Before coming to the United States, Chodon worked for five years on children's education in the Department of Education of the Central Tibetan Administration, the Tibetan government in exile, Tsedup said. 

Oikos University is a small, private Christian college located near the Oakland Coliseum. Chodon, like most of her compatriots, was a Tibetan Buddhist, said , a spokesman for the Tibetan Association of Northern California. 

"She told me she was studying nursing, not to make money, but she really wanted to do something to help everyone," Tulku said.

"She has a very spiritual motivation," said Tulku, who was born in Tibet in 1954 and fled in 1959.

"She was very dedicated," Tulku said, adding that she showed up for the association's various events and activities and volunteered to lend a hand. "She comes all the time, anytime we need help." She was especially devoted to working with children, he said.

News of her death spread quickly among the close-knit local Tibetan community, said Tulku, a co-founder of the Bay Area Friends of Tibet who also works as a barista at Starbucks in El Cerrito Plaza.

Tulku's phone was busy late into the night, he said. "People were so much shocked, shock and sadness," he said. "I almost couldn't sleep last night."

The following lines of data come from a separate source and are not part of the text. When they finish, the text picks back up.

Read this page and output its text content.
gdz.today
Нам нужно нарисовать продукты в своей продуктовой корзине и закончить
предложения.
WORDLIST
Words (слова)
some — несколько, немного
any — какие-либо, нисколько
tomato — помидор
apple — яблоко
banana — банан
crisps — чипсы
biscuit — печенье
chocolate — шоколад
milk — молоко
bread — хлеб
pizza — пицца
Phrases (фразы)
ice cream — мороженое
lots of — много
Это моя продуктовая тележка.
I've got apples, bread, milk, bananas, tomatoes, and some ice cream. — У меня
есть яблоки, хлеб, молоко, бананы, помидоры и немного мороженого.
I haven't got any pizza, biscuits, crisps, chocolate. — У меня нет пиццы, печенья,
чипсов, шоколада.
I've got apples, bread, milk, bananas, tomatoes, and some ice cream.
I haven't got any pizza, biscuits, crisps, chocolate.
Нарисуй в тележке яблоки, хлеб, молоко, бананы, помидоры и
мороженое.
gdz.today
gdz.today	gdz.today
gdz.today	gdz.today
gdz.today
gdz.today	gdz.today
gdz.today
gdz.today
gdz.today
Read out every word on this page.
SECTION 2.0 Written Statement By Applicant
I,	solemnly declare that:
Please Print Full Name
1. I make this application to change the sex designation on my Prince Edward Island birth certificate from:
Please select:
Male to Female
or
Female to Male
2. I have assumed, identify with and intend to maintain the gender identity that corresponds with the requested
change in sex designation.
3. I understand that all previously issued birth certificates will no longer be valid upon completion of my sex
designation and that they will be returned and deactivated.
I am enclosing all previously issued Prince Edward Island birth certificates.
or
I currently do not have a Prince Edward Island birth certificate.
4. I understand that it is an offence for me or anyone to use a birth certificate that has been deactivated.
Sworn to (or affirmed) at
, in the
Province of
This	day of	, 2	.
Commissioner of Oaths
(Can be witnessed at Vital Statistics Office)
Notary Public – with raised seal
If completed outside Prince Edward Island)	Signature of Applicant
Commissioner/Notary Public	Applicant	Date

"She's a really nice and caring person...who always helped others with an open heart," Tsedup said. "It's really sad that such a nice person is no more with us today."

"It's a painful time for everyone," he said, adding that her death adds to other tragedies that have beset Tibetans, including the 33 who engaged in self-immolation since 2009 in protest of Chinese occupation of Tibet and loss of freedom for their homeland, he said.

"In such a situation, it's really sad that someone in the free world had to die," Tsedup said.

Her death not only brought grief but also reinforced the resolve among local Tibetans to foster compassion for all beings and education for children that stresses non-violence, Tulku said. 

Update: 10 p.m.: In closing remarks at the El Cerrito City Council meeting tonight, Mayor Bill Jones took note of Chodon's death and said, "Our thoughts and condolences are also with her family and friends as well as with the family and friends of the other people that were either killed or injured during that terrible event in Oakland." 

Editor's note: The list of victims released by the Alameda County Sheriff's Department department has an alternative spelling for Chodon's last name, "Choedon." The notice of her death from the Tibetan Association of Northern California spelled it "Chodon."